Court Opinion

ID: 6821533
Source: CourtListenerOpinion
Date Created: 2022-07-23 19:07:49.790793+00
Date Added: 2024-06-11T16:04:08.900076
License: Public Domain

Hudgins, J.,
dissenting in part.
Code of 1919, sec. 3528, provides: “In every case in an appellate court, costs shall be recovered in such court by the party substantially prevailing.” The decrees, referring the controversy to a commissioner for his findings and report, *175contain thirteen specific items and include numerous disbursements made by the executor. The final decrees decided each of these thirteen questions. If there had been no appeal from these decrees, appellants would have had to pay approximately $6,700 before they would have obtained complete title to the real estate devised them. Mrs. Rose Simmons Owen would have been compelled to pay approximately $600, with interest from January 1, 1942, as rent for the residence claimed to have been unlawfully withheld from the widow.' The majority opinion declares that the rulings of the trial court on these two specific questions are erroneous.

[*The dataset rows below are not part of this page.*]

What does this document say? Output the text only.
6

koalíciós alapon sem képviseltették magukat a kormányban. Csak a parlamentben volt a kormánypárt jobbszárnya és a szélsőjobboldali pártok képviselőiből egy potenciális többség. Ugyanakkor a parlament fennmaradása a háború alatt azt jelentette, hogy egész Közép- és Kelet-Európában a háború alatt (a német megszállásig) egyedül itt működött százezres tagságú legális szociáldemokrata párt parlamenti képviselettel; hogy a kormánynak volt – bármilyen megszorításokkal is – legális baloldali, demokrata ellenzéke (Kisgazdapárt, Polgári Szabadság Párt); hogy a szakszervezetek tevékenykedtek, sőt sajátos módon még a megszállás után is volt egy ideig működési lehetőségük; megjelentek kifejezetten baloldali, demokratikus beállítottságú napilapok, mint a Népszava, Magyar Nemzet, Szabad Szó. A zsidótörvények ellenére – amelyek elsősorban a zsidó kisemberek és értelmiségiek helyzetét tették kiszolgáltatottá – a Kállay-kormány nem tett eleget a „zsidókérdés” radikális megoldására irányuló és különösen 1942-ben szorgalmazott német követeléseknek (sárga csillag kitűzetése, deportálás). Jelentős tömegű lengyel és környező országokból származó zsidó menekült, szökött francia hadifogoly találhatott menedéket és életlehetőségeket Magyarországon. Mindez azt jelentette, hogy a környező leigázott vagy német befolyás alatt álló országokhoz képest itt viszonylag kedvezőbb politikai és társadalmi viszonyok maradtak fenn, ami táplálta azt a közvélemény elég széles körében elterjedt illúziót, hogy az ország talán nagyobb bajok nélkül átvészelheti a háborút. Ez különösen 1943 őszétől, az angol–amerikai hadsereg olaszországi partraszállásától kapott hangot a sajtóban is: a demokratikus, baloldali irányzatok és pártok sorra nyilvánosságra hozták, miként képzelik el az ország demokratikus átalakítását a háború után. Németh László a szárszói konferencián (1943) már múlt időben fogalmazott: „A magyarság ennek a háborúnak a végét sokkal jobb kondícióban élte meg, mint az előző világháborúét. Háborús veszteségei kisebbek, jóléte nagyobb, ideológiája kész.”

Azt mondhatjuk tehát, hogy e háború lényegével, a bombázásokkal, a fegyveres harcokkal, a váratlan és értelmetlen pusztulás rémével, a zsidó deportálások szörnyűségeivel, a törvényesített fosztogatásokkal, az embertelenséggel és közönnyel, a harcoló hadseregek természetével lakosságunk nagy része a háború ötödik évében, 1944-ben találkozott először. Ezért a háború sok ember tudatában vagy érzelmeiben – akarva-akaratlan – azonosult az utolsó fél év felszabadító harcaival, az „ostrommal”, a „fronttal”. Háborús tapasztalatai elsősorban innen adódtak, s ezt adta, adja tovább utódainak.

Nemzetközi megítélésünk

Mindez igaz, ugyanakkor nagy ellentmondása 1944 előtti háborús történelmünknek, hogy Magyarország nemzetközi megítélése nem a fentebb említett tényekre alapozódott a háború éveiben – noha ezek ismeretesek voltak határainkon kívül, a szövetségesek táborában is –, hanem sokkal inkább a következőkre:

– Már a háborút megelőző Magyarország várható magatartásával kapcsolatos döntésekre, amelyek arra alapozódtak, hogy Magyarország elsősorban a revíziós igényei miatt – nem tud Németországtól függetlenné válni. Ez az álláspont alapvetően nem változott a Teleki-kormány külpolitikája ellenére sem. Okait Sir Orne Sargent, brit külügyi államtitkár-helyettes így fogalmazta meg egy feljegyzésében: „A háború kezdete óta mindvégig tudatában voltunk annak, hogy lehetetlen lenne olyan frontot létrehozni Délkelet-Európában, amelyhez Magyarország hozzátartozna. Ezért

I do not construe the statute to mean that an appellant must be sustained on each and every error assigned before it can be held that he substantially prevailed in the appellate court. The mere fact that the decision of the trial court is affirmed in all other particulars does not contravene the self-evident fact that the appellants have substantially prevailed in this court. Therefore, the mandate of the statute should be followed and the costs should be awarded against the appellee, Eudora Eva Whitlow Simmons Lee. See cases cited in annotations to Michie’s Code 1942, sec. 3528.
I agree with the other principles stated in the majority opinion.